Hmm, confusing indeed. It looks like the console itself is not failing rather the shell is. The only vaguely similar thing I have seen is where the menu fails to spawn completely at the end of boot and you're left with no prompt at all. There were a few workarounds in that case. One was to simply change the serial baudrate. Seems unlikely to make a difference here but it's an gui setting now so an easy test. For example:
https://forum.pfsense.org/index.php?topic=34814.0
Could try running at the #:
/etc/rc.initial
Not entirely sure what that might do to an already running system so probably best not to do it in 'production'!

Steve

I previously had the baud rate set to 9600 (default), but my ALIX BIOS uses 38400 … so a few weeks back I switched it to 38400 on pfsense as well.

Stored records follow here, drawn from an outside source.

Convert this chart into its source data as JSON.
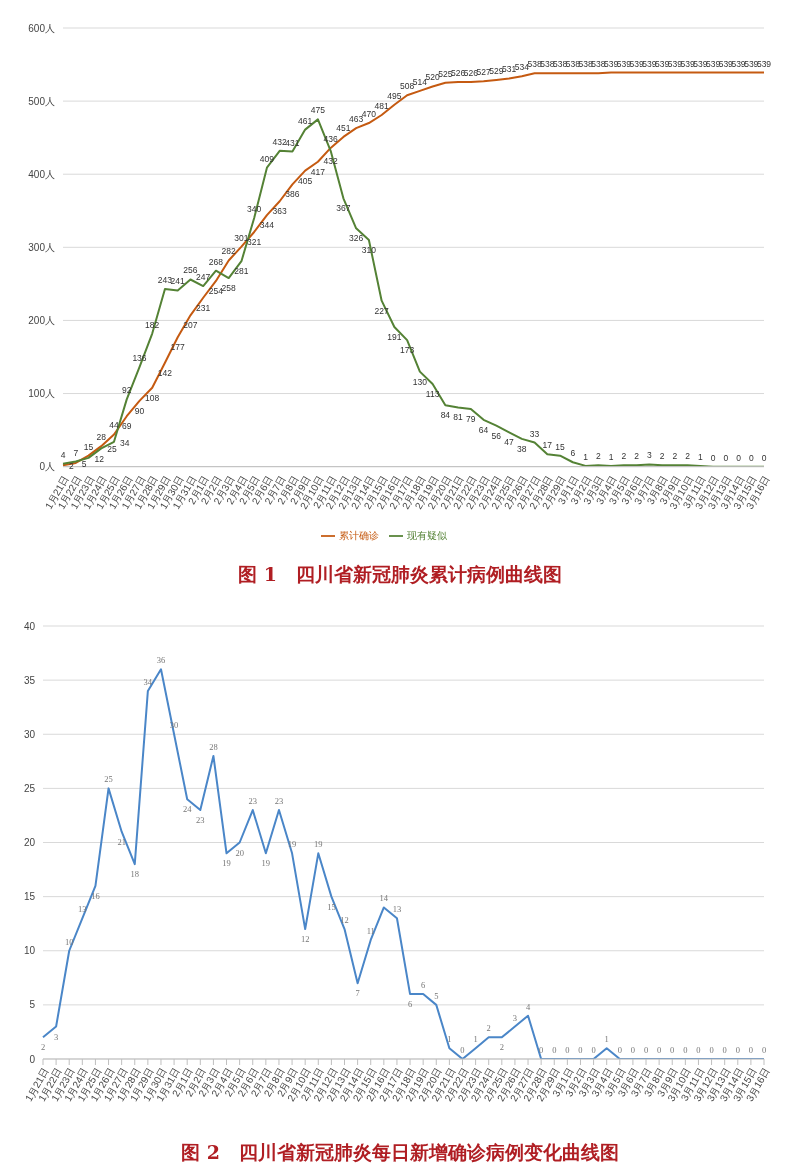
{
  "chart_data": [
    {
      "type": "line",
      "title": "图 1　四川省新冠肺炎累计病例曲线图",
      "categories": [
        "1月21日",
        "1月22日",
        "1月23日",
        "1月24日",
        "1月25日",
        "1月26日",
        "1月27日",
        "1月28日",
        "1月29日",
        "1月30日",
        "1月31日",
        "2月1日",
        "2月2日",
        "2月3日",
        "2月4日",
        "2月5日",
        "2月6日",
        "2月7日",
        "2月8日",
        "2月9日",
        "2月10日",
        "2月11日",
        "2月12日",
        "2月13日",
        "2月14日",
        "2月15日",
        "2月16日",
        "2月17日",
        "2月18日",
        "2月19日",
        "2月20日",
        "2月21日",
        "2月22日",
        "2月23日",
        "2月24日",
        "2月25日",
        "2月26日",
        "2月27日",
        "2月28日",
        "2月29日",
        "3月1日",
        "3月2日",
        "3月3日",
        "3月4日",
        "3月5日",
        "3月6日",
        "3月7日",
        "3月8日",
        "3月9日",
        "3月10日",
        "3月11日",
        "3月12日",
        "3月13日",
        "3月14日",
        "3月15日",
        "3月16日"
      ],
      "series": [
        {
          "name": "累计确诊",
          "color": "#c55a11",
          "values": [
            2,
            5,
            15,
            28,
            44,
            69,
            90,
            108,
            142,
            177,
            207,
            231,
            254,
            282,
            301,
            321,
            344,
            363,
            386,
            405,
            417,
            436,
            451,
            463,
            470,
            481,
            495,
            508,
            514,
            520,
            525,
            526,
            526,
            527,
            529,
            531,
            534,
            538,
            538,
            538,
            538,
            538,
            538,
            539,
            539,
            539,
            539,
            539,
            539,
            539,
            539,
            539,
            539,
            539,
            539,
            539
          ]
        },
        {
          "name": "现有疑似",
          "color": "#548235",
          "values": [
            4,
            7,
            12,
            25,
            34,
            92,
            136,
            182,
            243,
            241,
            256,
            247,
            268,
            258,
            281,
            340,
            409,
            432,
            431,
            461,
            475,
            432,
            367,
            326,
            310,
            227,
            191,
            173,
            130,
            113,
            84,
            81,
            79,
            64,
            56,
            47,
            38,
            33,
            17,
            15,
            6,
            1,
            2,
            1,
            2,
            2,
            3,
            2,
            2,
            2,
            1,
            0,
            0,
            0,
            0,
            0
          ]
        }
      ],
      "ylim": [
        0,
        600
      ],
      "yticks": [
        {
          "value": 0,
          "label": "0人"
        },
        {
          "value": 100,
          "label": "100人"
        },
        {
          "value": 200,
          "label": "200人"
        },
        {
          "value": 300,
          "label": "300人"
        },
        {
          "value": 400,
          "label": "400人"
        },
        {
          "value": 500,
          "label": "500人"
        },
        {
          "value": 600,
          "label": "600人"
        }
      ],
      "grid": "y",
      "legend": "bottom",
      "marker": "none",
      "line_style": "solid",
      "data_labels": true
    },
    {
      "type": "line",
      "title": "图 2　四川省新冠肺炎每日新增确诊病例变化曲线图",
      "categories": [
        "1月21日",
        "1月22日",
        "1月23日",
        "1月24日",
        "1月25日",
        "1月26日",
        "1月27日",
        "1月28日",
        "1月29日",
        "1月30日",
        "1月31日",
        "2月1日",
        "2月2日",
        "2月3日",
        "2月4日",
        "2月5日",
        "2月6日",
        "2月7日",
        "2月8日",
        "2月9日",
        "2月10日",
        "2月11日",
        "2月12日",
        "2月13日",
        "2月14日",
        "2月15日",
        "2月16日",
        "2月17日",
        "2月18日",
        "2月19日",
        "2月20日",
        "2月21日",
        "2月22日",
        "2月23日",
        "2月24日",
        "2月25日",
        "2月26日",
        "2月27日",
        "2月28日",
        "2月29日",
        "3月1日",
        "3月2日",
        "3月3日",
        "3月4日",
        "3月5日",
        "3月6日",
        "3月7日",
        "3月8日",
        "3月9日",
        "3月10日",
        "3月11日",
        "3月12日",
        "3月13日",
        "3月14日",
        "3月15日",
        "3月16日"
      ],
      "series": [
        {
          "color": "#4a86c8",
          "values": [
            2,
            3,
            10,
            13,
            16,
            25,
            21,
            18,
            34,
            36,
            30,
            24,
            23,
            28,
            19,
            20,
            23,
            19,
            23,
            19,
            12,
            19,
            15,
            12,
            7,
            11,
            14,
            13,
            6,
            6,
            5,
            1,
            0,
            1,
            2,
            2,
            3,
            4,
            0,
            0,
            0,
            0,
            0,
            1,
            0,
            0,
            0,
            0,
            0,
            0,
            0,
            0,
            0,
            0,
            0,
            0
          ]
        }
      ],
      "ylim": [
        0,
        40
      ],
      "yticks": [
        0,
        5,
        10,
        15,
        20,
        25,
        30,
        35,
        40
      ],
      "grid": "y",
      "legend": false,
      "marker": "none",
      "line_style": "solid",
      "data_labels": true
    }
  ]
}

In my case the menu does spawn on boot, but dies some hours later. Each time (in this thread) I've said I rebooted my ALIX, I did verify I had a workable menu on the serial console.

I just tested running /etc/rc.initial from the serial console ... which so far appears not to have any ill effects (though I'm typing this up a few minutes after running it!). And restores the serial console menu.


[2.1.5-RELEASE][admin@fw0.localdomain]/root(4): date
Sat Oct 11 18:17:45 EDT 2014

[2.1.5-RELEASE][admin@fw0.localdomain]/root(5): uptime
 6:17PM  up 25 days, 19:33, 2 users, load averages: 0.00, 0.00, 0.00

[2.1.5-RELEASE][admin@fw0.localdomain]/root(10): ps auxff | grep rc.init
root   83274  0.0  0.6  3644  1512  u0  I+    6:11PM   0:00.02 /bin/sh /etc/rc.initial
root   36527  0.0  0.4  2444  1060   0  R+    6:21PM   0:00.00 grep rc.init
root   80618  0.0  0.5  3644  1320   0  Is    6:11PM   0:00.02 /bin/sh /etc/rc.initial

@MaxPF:

@MaxPF:

<…snipped...>

I removed [SOLVED] from the title.

Thanks Max!
I'll continue to use this thread at this point.